Clearly this freshly minted feeling of intellectual hair down was going to attract some comments about the clip of the foursome, but then again any outfit that gives their work titles like 'Photoshop Handsome' and 'Suffragette Suffragette' is apparently willing to stick their neck out for shapes being busted in Iambic Pentameter. A second album, 2013's 'Arc', underlined the ability of singer-songwriter Johnathan Higgs as an individual capable of fusing the realness of both art and emotion together seamlessly, a voice of conscience which placed the band into a category in which other Great British Avant Goodists such as XTC, Roxy Music and Radiohead had carved a similarly idiosyncratic niche.

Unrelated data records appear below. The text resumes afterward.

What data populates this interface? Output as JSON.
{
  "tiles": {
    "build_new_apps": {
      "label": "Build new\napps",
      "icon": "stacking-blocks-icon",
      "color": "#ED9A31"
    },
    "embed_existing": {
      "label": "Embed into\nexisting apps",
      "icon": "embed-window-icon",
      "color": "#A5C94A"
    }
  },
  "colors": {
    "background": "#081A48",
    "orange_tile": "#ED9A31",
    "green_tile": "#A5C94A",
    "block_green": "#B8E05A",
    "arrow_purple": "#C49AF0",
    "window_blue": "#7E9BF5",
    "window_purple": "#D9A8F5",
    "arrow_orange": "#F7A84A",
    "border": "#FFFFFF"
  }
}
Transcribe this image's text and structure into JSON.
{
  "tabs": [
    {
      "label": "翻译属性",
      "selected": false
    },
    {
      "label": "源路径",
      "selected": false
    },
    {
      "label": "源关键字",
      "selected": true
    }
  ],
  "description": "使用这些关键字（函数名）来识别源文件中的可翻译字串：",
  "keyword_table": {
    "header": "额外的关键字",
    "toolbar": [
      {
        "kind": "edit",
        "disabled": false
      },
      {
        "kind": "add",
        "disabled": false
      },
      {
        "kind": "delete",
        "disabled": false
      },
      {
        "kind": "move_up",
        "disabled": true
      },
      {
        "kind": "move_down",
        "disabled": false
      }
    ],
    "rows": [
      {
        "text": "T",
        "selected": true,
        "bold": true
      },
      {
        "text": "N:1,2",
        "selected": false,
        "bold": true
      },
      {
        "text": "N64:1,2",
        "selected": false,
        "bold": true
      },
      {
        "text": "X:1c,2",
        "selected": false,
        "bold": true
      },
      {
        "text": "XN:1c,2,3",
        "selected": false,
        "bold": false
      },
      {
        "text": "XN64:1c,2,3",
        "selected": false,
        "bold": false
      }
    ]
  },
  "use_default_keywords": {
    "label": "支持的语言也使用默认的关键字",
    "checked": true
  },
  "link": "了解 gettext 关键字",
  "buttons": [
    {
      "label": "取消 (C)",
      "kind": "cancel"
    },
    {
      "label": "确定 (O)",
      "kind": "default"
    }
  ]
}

The build up to 'Get To Heaven''s recording proved to be something of a tortuous process for Higgs, who had spent it absorbing some of the atrocities of our modern 24 hour news existence as connected directly into our lives via TV and computer. Building this kind of mental library can have a de-humanising effect on anyone, but the mental strafing turns itself into verbal ammunition on opener 'Blast Doors', on which the singer reframes the word play of Dylan's 'Subterranean Homesick Blues' in extremis. In one of its rare sedentary moments, Higgs gargles, "I can smell your fingerprints all over my computer": It's one of the album's signature moments, intimacy and paranoia on a knife edge, the twitching curtains of the psyche turning the outside world in.